A two-year environmental remediation project on the USS Yorktown has concluded with the removal of more than 1.6 million gallons of hazardous fuel, oil, contaminated water, and nine tonnes of asbestos, preventing what authorities said had become a serious pollution threat to Charleston Harbour.
The operation, funded through a $31.6 million American Rescue Plan Act grant, was launched under a 2022 executive order after engineers warned that the ageing vessel’s corroding hull could release long-stored pollutants into surrounding waters.
According to remarks shared through his office during Wednesday’s announcement, Governor Henry McMaster said that the ship had effectively become an environmental risk that intensified each year.
His office said he believed a leak would have caused severe damage to marshes and estuaries, harmed marine life, and put at risk industries that support thousands of jobs in the Lowcountry.
The USS Yorktown was decommissioned in 1970 and brought to South Carolina in 1975, where it was transferred to the state “as is”, with all remaining fuel, oil and sludge still in its tanks. After nearly five decades resting in pluff mud, its outer hull had deteriorated to the point that pollutants were increasingly likely to escape.

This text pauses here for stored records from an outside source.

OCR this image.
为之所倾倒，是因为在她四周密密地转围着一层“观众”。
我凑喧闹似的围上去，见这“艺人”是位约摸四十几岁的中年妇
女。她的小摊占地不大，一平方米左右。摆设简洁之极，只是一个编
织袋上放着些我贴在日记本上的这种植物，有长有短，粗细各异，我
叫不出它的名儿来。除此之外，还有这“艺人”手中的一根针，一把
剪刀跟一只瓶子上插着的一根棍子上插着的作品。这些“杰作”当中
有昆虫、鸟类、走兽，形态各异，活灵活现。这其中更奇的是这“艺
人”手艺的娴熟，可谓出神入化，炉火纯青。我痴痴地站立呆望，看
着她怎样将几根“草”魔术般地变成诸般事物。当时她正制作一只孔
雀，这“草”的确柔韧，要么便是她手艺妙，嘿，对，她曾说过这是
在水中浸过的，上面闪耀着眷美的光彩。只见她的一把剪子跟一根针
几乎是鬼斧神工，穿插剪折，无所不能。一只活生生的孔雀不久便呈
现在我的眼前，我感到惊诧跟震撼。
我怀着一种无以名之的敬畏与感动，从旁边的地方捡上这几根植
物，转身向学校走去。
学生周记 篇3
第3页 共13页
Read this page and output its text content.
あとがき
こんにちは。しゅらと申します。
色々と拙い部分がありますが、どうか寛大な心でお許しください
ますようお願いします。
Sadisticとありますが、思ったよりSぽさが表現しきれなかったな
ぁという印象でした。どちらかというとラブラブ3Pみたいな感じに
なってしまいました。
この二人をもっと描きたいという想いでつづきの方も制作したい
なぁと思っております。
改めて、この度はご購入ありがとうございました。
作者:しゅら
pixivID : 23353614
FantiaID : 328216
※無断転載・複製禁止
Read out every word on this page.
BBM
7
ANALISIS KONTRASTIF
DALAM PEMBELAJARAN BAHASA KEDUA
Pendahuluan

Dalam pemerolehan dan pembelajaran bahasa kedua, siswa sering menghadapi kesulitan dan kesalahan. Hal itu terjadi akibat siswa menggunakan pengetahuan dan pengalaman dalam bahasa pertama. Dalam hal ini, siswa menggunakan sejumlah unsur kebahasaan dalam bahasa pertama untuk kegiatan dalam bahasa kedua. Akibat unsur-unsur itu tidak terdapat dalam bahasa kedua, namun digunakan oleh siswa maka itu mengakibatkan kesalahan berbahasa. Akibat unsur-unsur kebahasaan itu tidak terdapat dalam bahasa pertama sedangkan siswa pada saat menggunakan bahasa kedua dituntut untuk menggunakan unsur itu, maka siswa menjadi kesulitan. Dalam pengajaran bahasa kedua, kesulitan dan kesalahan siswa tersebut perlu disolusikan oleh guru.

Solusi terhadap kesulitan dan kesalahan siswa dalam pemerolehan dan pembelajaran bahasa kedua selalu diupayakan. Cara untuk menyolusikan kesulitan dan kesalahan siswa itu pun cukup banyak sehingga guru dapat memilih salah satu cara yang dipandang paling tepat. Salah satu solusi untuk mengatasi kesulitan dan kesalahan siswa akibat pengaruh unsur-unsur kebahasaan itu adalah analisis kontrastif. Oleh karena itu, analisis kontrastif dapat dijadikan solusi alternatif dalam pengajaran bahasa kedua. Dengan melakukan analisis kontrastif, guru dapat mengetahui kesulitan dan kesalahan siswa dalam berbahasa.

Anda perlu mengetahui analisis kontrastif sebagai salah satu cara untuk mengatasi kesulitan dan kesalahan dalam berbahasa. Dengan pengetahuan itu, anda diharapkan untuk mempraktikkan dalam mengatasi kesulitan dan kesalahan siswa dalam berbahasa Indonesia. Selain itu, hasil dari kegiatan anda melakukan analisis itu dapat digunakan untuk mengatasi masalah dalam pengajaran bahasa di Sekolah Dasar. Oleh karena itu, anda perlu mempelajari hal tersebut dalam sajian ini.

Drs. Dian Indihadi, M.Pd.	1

The cleanup took place in two main phases:
Phase I — Completed December 2023
Phase II — February to October 2025
The USS Yorktown, built in 1943 as an Essex-class aircraft carrier, served in the Second World War, the Vietnam War, and assisted in the Apollo 8 astronaut recovery.
The ship originally replaced the first Yorktown, which was lost during the Battle of Midway. At its operational height, the 820-foot carrier was manned by around 3,300 sailors.
It is now a nationally recognised historic landmark and the centrepiece of the Patriot’s Point Naval and Maritime Museum, attracting approximately 300,000 visitors each year.
The state Office of Resilience said its chief expressed pride in the team for recognising the urgency of the situation and completing the work efficiently while securing an important historic site for the future.